Je ne vais pas, dans les limites d’une Note, raconter par le menu tout ce qui s’est dit durant ces trois jours (voir http://www.slecc.fr/sources-slecc/documents/page_accueil/roncq/roncq_PROG.pdf). L’école primaire ne se résume pas à l’apprentissage de la lecture et des maths, et il a aussi été question d’Histoire, de Géographie, de Leçons de choses — avec, à l’appui, des comparaisons ravageuses, constantes, entre les manuels d’époques révolues, mais toujours pertinents, et ce que nous proposent aujourd’hui quelques éditeurs indignes — et il n’est pas mauvais de dire que le secteur éditorial aussi a été infiltré par la cinquième colonne pédagogique.
Bref, il a été question d’humanité.

Non que j’aie été d’accord avec tout. Lorsque Gilbert Sibieude (association Lire-écrire, http://www.lire-ecrire.org/) se déclare favorable au retour de l’examen d’entrée en Sixième et au redoublement-sanction, je ne peux le suivre sur les chemins d’une nostalgie stérile. Nous n’imposerons pas aujourd’hui des méthodes ni des programmes hérités directement de 1923 : nous ferons avec les élèves que nous avons, avec la société où nous vivons, mais avec la certitude qu’une mutation en profondeur des programmes et de la pédagogie (un bien joli mot usurpé depuis trente ans par des profanateurs) peut nous permettre de regagner la confiance des parents, le cœur des enfants, et la complicité retrouvée de os collègues. Ne laisser aucun enfant derrière, ne peut pas consister à lui infliger le pensum d’une année supplémentaire — sinon dans le cas de ce que Marc Le Bris appelle plaisamment des « bébés-lune », ces gosses qui sont encore, à six ans, dans le ventre de leur mère. Mais il ajoute : « L’école de Médréac [où il enseigne] a un très faible taux de redoublement, justement parce qu’elle ne se l’interdit pas. Et qu’on y pratique de bons programmes, distillés selon une bonne progression, — avec un peu de transpiration. »
D’ailleurs, quand on appliquera partout les programmes du SLECC, y aura-t-il encore des redoublants ?

Jean-Paul Brighelli

(1) Un site analyse l’ensemble des jeux de mots d’Astérix chez les Belges — dont celui que je reprends ici (http://www.mage.fst.uha.fr/asterix/belges/etude.html).

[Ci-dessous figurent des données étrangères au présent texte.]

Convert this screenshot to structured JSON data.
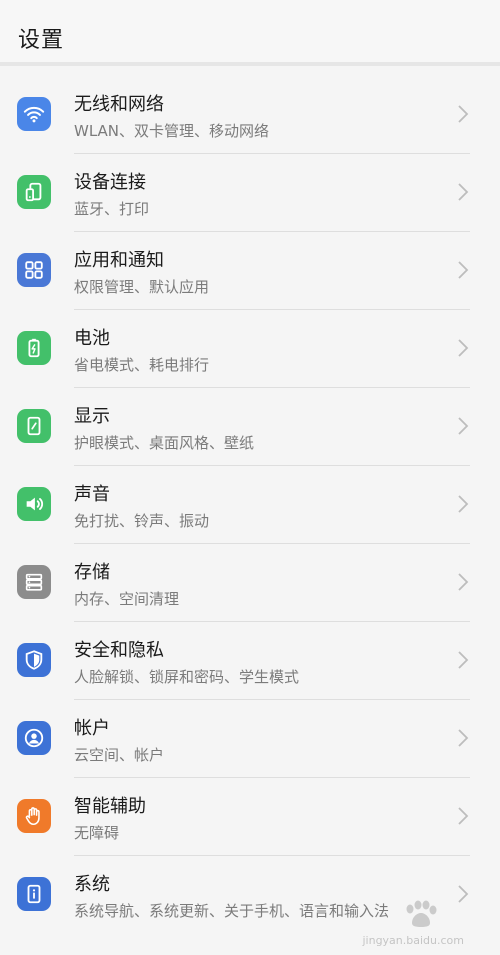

(2) Je voudrais saluer l’article de Luc Cédelle dans le Monde daté du 24 qui rappelle non sans ironie que l’Inspecteur Général Jean Ferrier, en 1998, avait déjà secoué l’alarme, et remis à Ségolène Royal un rapport dans lequel, pour la première fois, il signalait que 15% des élèves entrant en Sixième ne savaient pratiquement ni lire ni écrire. Sa Gracieuse Pintade l’a carré sous ses fesses, et seules les associations nées dans ces années noires (le GRIP, Sauver les Lettres, Reconstruire l’école, et quelques autres) se sont battues pour faire accepter par l’institution une analyse qu’elle avait déjà eue en main.